In some of my books that I've read, it is stated that it is good to hide yellow screens of death (obviously), but not only for the reason in that it is quite informal to users, but also because hackers can use the information to hack your website.

My question is this. How can a hacker use this information? How does a call stack of basic operations of the .NET call stack help hackers?

I attached a yellow screen of death that I encountered on one of the websites that I created a long time ago and it sparked my interest. (The error is that it fails when attempting to cast a query string parameter to an int. Yea, I know its bad code, I wrote it many years ago ;)

Answer 1

If you're writing secure code, the YSOD shouldn't provide a hacker with the ability to hack your application. If however, your code is insecure, then the YSOD could provide the attacker with essential information to allow them to carry out their attack.

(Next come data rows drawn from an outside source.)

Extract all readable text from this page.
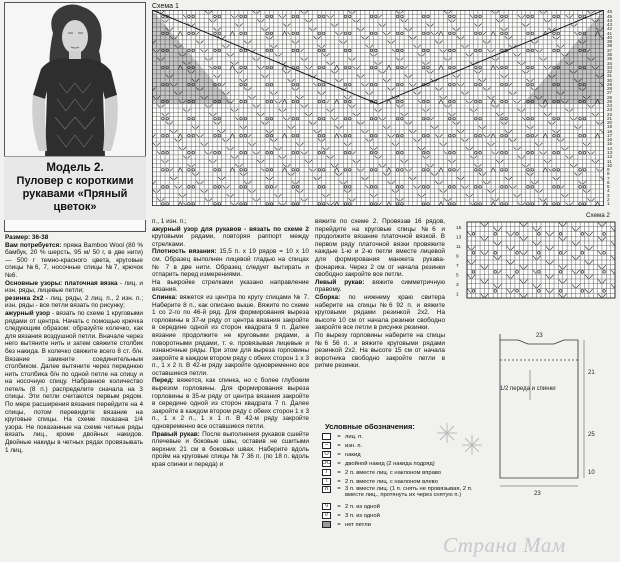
Модель 2.
Пуловер с короткими
рукавами «Пряный цветок»

Размер: 36-38

Вам потребуется: пряжа Bamboo Wool (80 % бамбук, 20 % шерсть, 95 м/ 50 г, в две нити) — 500 г темно-красного цвета, круговые спицы №6, 7, носочные спицы №7, крючок №6.

Основные узоры: платочная вязка - лиц. и изн. ряды, лицевые петли;

резинка 2х2 - лиц. ряды, 2 лиц. п., 2 изн. п.; изн. ряды - все петли вязать по рисунку;

ажурный узор - вязать по схеме 1 круговыми рядами от центра. Начать с помощью крючка следующим образом: образуйте колечко, как для вязания воздушной петли. Вначале через него вытяните нить и затем свяжите столбик без накида. В колечко свяжите всего 8 ст. б/н. Вязание замкните соединительным столбиком. Далее вытяните через переднюю нить столбика б/н по одной петле на спицу и на носочную спицу. Набранное количество петель (8 п.) распределите сначала на 3 спицы. Эти петли считаются первым рядом. По мере расширения вязания перейдите на 4 спицы, потом перевидите вязание на круговые спицы. На схеме показана 1/4 узора. Не показанные на схеме четные ряды вязать лиц., кроме двойных накидов. Двойные накиды в четных рядах провязывать 1 лиц.

п., 1 изн. п.;

ажурный узор для рукавов - вязать по схеме 2 круговыми рядами, повторяя раппорт между стрелками.

Плотность вязания: 15,5 п. х 19 рядов = 10 х 10 см. Образец выполнен лицевой гладью на спицах № 7 в две нити. Образец следует вытирать и отпарить перед измерениями.

На выкройке стрелками указано направление вязания.

Спинка: вяжется из центра по кругу спицами № 7. Наберите 8 п., как описано выше. Вяжите по схеме 1 со 2-го по 46-й ряд. Для формирования выреза горловины в 37-м ряду от центра вязания закройте в середине одной из сторон квадрата 9 п. Далее вязание продолжите не круговыми рядами, а поворотными рядами, т. е. провязывая лицевые и изнаночные ряды. При этом для выреза горловины закройте в каждом втором ряду с обеих сторон 1 х 3 п., 1 х 2 п. В 42-м ряду закройте одновременно все оставшиеся петли.

Перед: вяжется, как спинка, но с более глубоким вырезом горловины. Для формирования выреза горловины в 35-м ряду от центра вязания закройте в середине одной из сторон квадрата 7 п. Далее закройте в каждом втором ряду с обеих сторон 1 х 3 п., 1 х 2 п., 1 х 1 п. В 42-м ряду закройте одновременно все оставшиеся петли.

Правый рукав: После выполнения рукавов сшейте плечевые и боковые швы, оставив не сшитыми верхних 21 см в боковых швах. Наберите вдоль пройм на круговые спицы № 7 36 п. (по 18 п. вдоль края спинки и переда) и

вяжите по схеме 2. Провязав 16 рядов, перейдите на круговые спицы №6 и продолжите вязание платочной вязкой. В первом ряду платочной вязки провяжите каждые 1-ю и 2-ю петли вместе лицевой для формирования манжета рукава-фонарика. Через 2 см от начала резинки свободно закройте все петли.

Левый рукав: вяжите симметричную правому.

Сборка: по нижнему краю свитера наберите на спицы №6 92 п. и вяжите круговыми рядами резинкой 2х2. На высоте 10 см от начала резинки свободно закройте все петли в рисунке резинки.

По вырезу горловины наберите на спицы №6 56 п. и вяжите круговыми рядами резинкой 2х2. На высоте 15 см от начала воротника свободно закройте петли в ритме резинки.

Схема 1
46
45
44
43
42
41
40
39
38
37
36
35
34
33
32
31
30
29
28
27
26
25
24
23
22
21
20
19
18
17
16
15
14
13
12
11
10
9
8
7
6
5
4
3
2
1
Схема 2
15
13
11
9
7
5
3
1
1/2 переда и спинки
23
21
25
10
23
Условные обозначения:
= лиц. п.
–	= изн. п.
O	= накид
OO = двойной накид (2 накида подряд)
/	= 2 п. вместе лиц. с наклоном вправо
\	= 2 п. вместе лиц. с наклоном влево
Λ	= 3 п. вместе лиц. (1 п. снять не провязывая, 2 п. вместе лиц., протянуть их через снятую п.)
\\	= 2 п. из одной
//	= 3 п. из одной
= нет петли
Страна Мам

Say, for example, you have written your own forum software. You have put in lots of validation for when the user writes posts to prevent XSS attacks and such, but your validation is faulty. If a hacker can bring up the YSOD when they make a post, the stack trace shown could potentially show them the cracks in your validation and exploit them to create XSS attacks or obtain member details or passwords and such.

The YSOD on it's own is no threat, but to a hacker, it can be a very useful way of finding flaws in your application's security.

Answer 2

There are several different ways this could compromise your application... but most of them would only make it easier for an attack... the vulnerability would probably already have to be there. For example, you could easily reveal a hard-coded password or salt, or reveal a line of code accepting user input without properly sterilizing it.

Answer 3

As mentioned by others YSOD itself is not necessarily always helpful to hacker but assume on your Line 13: in your code above you had your hard-coded Connection string or an inline sql query.

I now know from your YSOD that the "id" meant in your querysting is actually artId and not any randorm id number which may be of some use to hacker.

Also if hacker was able to get more than one different YSOD, it might reveal more info as a whole and sufficient enough to damage your app.

Sometime back MS reported a security vulnerability with ASP.NET where the workaround provided was to enable CustomErrors and hide from user the error-code and any paricular error related detail.

Answer 4

One thing that hasn't been mentioned yet is that an attacker would now have good reason to believe that you're using a MySql database (which they wouldn't be likely to guess about an ASP.NET app otherwise), helping them to narrow the range of potential attacks. No sense in making their job easier than it has to be.